Despite some evidence that policymakers recognise the need for pro-growth measures (such as structural reforms), Europe’s recovery prospects are being hamstrung by an ill-targeted focus on austerity. Yes, massive budget deficits need to be pared back over time. As Martin Wolf writes, key to this story are the economic imbalances within the Eurozone. Germany is warranted in resisting efforts to convert the Eurozone into some kind of transfer union, where prudent Germans are forever left to backstop profligacy elsewhere. But as if to make an example of the merits of austerity, Germany too is cutting its relatively modest budget deficit, when there is absolutely no need for it to do so. In fact, its consumers should be spending more — not less — to help boost intra-European trade. German belt-tightening is entirely counterproductive, and prevents the necessary rebalancing between the competitive (Germany, the Netherlands) and the uncompetitive (Spain, Italy).

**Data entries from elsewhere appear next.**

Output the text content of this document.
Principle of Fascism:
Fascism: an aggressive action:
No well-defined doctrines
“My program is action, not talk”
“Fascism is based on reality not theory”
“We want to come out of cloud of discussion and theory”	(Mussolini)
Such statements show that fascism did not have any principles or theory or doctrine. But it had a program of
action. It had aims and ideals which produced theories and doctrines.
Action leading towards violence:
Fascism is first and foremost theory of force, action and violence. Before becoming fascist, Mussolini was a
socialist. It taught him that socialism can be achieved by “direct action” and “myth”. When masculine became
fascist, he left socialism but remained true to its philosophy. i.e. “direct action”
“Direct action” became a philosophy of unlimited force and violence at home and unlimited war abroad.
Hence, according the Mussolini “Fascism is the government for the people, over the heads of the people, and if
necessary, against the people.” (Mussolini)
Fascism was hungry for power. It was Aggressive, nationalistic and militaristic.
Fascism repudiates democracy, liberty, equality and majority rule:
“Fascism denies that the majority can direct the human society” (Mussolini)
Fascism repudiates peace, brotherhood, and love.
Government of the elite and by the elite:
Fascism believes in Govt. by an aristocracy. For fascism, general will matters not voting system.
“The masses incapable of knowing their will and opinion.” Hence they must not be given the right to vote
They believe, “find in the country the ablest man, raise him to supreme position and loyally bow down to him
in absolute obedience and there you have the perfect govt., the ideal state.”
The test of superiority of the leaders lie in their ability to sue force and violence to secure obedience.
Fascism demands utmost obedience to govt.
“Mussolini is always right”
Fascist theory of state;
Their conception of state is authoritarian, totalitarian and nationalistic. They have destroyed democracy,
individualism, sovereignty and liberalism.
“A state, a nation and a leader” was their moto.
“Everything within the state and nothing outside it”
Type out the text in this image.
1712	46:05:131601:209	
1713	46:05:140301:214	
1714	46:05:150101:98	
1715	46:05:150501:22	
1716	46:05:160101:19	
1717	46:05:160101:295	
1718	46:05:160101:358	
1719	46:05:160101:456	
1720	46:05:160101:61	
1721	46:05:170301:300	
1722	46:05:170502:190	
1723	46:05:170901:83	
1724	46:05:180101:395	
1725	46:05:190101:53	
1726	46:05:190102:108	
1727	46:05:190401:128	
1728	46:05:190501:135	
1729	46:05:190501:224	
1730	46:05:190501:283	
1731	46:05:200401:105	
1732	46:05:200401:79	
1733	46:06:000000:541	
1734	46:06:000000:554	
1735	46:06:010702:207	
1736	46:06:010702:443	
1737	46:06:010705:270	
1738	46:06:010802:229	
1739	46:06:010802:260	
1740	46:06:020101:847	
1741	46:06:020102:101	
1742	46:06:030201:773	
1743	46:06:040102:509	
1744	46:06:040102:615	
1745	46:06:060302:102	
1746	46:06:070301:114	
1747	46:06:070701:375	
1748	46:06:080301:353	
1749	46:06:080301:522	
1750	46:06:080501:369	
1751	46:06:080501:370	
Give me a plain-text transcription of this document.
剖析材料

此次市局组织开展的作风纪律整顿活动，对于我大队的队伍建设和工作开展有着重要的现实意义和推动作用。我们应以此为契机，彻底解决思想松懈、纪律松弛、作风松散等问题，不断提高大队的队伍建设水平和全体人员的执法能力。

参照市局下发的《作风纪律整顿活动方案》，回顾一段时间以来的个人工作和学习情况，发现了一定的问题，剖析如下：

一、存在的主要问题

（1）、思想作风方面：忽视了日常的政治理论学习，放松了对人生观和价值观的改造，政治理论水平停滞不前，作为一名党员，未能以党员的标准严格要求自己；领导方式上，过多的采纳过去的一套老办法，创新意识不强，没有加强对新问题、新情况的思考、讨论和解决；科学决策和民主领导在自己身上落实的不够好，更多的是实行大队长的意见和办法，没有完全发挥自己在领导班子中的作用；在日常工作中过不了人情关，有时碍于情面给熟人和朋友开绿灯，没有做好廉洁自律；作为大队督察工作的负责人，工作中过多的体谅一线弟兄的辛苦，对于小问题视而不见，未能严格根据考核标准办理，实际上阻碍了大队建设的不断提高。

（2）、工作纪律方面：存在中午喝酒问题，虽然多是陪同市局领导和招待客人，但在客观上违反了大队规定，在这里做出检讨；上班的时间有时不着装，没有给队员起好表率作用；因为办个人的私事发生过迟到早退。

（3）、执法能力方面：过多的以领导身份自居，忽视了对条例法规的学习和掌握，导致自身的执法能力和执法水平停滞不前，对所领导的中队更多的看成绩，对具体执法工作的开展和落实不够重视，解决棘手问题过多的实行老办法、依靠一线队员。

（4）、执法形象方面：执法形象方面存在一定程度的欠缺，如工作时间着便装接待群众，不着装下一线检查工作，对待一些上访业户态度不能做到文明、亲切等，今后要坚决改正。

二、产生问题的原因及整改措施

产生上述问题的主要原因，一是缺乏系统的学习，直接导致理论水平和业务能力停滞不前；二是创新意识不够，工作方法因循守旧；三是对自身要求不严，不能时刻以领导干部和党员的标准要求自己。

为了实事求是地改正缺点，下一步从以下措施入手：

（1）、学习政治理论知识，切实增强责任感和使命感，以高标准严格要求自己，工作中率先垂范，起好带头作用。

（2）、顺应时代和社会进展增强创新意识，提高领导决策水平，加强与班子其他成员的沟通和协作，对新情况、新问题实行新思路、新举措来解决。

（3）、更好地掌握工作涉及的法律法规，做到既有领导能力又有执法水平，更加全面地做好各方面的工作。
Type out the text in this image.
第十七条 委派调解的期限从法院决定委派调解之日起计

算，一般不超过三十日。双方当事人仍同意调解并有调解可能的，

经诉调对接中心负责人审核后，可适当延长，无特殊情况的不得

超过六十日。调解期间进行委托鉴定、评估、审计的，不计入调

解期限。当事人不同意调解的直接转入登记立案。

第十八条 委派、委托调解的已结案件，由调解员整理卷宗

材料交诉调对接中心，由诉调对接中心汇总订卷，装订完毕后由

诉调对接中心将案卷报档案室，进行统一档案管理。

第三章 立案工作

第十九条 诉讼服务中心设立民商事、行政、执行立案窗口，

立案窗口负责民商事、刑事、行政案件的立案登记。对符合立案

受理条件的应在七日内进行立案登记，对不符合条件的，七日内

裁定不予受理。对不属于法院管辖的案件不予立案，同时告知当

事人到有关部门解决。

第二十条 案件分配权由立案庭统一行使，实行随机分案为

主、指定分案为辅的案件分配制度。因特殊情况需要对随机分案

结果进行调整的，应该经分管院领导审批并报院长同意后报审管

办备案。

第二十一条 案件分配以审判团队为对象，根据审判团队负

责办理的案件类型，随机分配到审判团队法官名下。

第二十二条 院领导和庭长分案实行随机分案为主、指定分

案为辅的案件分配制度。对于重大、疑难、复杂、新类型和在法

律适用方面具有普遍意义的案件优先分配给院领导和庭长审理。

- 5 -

Citing arguments by Christine Lagarde, the head of the International Monetary Fund, Wolf contends that Europe’s austerity drive should not be an across-the-board proposition. Rather, the adjustment process must be facilitated by a selective approach to fiscal policy. If the German government doesn’t want to hand over bucketloads of money to other European governments, then cutting spending at home is the opposite of what is needed. Instead, it should give more money (in one way or another) to its own people so that they can in turn spend it on goods and services, many of which will come from elsewhere in the region. A bubbly German economy is necessary to boost optimism in the Eurozone, and help lift its debt-ridden neighbours out of their malaise.